I was returning to Phelps Hospital, where I was for two weeks in-patient rehab. My stroke was mid-April. Perched in my room on the 4th floor, I could watch the seasons change as the grass, flowers and trees turned from spring to summer. Then during follow-up therapies, I watched them go from fall to winter. Today, the scenery is once again on the cusp of bloom. I was back to have my post-stroke, 1-year anniversary.
         The entrance to Phelps has “P” in black and “helps” in red. Phelps Helps. The boxwood were trimmed just below the word “Emergency.” (Once when I was leaving in June, the flowers had grown to nearly cover the word. I thought, “How can you have a sign with the word ‘Emergency’ covered? What if there was an EMERGENCY?)
         Today, I left enough time so that I could navigate the hallways, which can be confusing. One half of the hospital is 755 and the other is 777. I had appointments with my neurologist in 777, but had to drop off a form to retrieve my records at 755. I had also parked in the wrong place. No worries. I could do it.
     I remembered walking the 4th-floor halls with my physical therapists. “Watch out for the walls.” “Over here a little more.“ I was slightly dizzy and weak. My vision was skewed. Why were their mouths so long? (I later learned that my eye muscles were temporarily weakened from the stroke.) I couldn't wait for the session to be over when I invariably crashed. The naps couldn’t come soon enough.
         When I walked the 1st-floor with my OT therapist, everything was so confusing. There was more bustling with people coming and going in the lobby. In one of our sessions, she asked me to count how many fire extinguishers I passed from the OT room to the gift shop. I had to point and say, “Fire extinguisher” as I passed each one. 
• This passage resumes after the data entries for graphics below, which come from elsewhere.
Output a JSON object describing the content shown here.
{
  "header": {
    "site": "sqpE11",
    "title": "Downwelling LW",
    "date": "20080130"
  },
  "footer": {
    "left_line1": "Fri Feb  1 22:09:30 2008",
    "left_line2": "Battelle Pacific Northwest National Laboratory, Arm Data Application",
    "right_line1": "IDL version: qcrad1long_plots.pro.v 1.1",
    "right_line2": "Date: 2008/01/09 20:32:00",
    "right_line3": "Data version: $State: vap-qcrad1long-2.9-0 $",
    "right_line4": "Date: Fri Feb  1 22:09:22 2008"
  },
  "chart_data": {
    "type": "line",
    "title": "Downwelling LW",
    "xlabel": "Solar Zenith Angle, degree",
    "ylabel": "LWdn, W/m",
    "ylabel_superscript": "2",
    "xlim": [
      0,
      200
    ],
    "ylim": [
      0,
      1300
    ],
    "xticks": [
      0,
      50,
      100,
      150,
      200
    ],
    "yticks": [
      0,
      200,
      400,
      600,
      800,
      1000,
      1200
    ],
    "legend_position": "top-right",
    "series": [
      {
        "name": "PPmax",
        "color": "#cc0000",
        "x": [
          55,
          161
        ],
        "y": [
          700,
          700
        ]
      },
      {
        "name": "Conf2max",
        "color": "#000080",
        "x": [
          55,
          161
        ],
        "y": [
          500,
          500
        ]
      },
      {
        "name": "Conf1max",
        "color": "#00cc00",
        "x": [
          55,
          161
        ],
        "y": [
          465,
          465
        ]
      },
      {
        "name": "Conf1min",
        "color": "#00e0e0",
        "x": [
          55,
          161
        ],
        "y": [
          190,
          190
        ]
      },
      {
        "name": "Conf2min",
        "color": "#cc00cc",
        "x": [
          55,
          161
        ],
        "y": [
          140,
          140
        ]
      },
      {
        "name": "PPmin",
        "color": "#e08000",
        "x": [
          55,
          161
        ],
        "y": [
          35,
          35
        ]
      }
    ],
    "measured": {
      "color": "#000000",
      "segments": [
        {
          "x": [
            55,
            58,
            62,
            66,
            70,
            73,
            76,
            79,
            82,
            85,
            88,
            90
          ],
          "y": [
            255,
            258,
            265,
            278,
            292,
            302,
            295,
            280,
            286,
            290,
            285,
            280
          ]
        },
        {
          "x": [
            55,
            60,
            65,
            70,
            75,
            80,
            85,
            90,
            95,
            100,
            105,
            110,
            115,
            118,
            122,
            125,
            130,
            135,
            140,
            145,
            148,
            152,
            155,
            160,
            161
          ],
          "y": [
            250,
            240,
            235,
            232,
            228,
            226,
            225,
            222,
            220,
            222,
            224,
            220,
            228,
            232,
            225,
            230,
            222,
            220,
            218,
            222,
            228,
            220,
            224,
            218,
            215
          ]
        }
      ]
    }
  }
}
         “You missed one,” she said patiently. Her challenge was steep for this post-stroke survivor. It was so hard to walk, watch and say “fire extinguisher.” “Oops, you missed another one," she said.
         “Maybe it’s my eyes,” I said. I could blame a lot on my eyes.
         Finally, we got to our destination: the gift shop.
         “Find a Reese’s Cup, pocket tissues and a pair of earrings,” she said. “Then, take me to where there are things with a proverb written on them.”
         Sounds easy. Believe me, it was challenging. I felt so slow-minded. I wanted to go to my room where there weren't as many people hustling around. And the noise. My brain couldn't take the confusion.   
         But today -- my 1-year anniversary -- was different. I felt stronger. I could walk straight -- both a straight line, and tall and straight. I was proud. I could navigate the noises, lights, and people so much easier. Even the fire extinguishers didn’t fetter me.
         My neurologist was thrilled to see my progress. He asked what were some of my challenges.
         My right side was weak but getting better. I was also self-conscious of my aphasia. 
         “You are talking much clearer,” the doctor said. “There is more hesitation between the words, and you speak softer, but it is clear. I don’t think you should tell people you have aphasia. They might not have even noticed.”
    “Maybe I could use it to my advantage when I was talking on the phone with the bank or insurance company.”
         He laughed and agreed.
That evening, I went to the market. A couple was there. She was picking oranges. The man was muttering something. He had a limp, a cane and a clenched hand. I used to have the same. 
I empathized with what he was going through. I wanted to ask, “Excuse me. Did you have a stroke, by chance? I did, too.”
I was overwhelmed with gratitude for all I could do.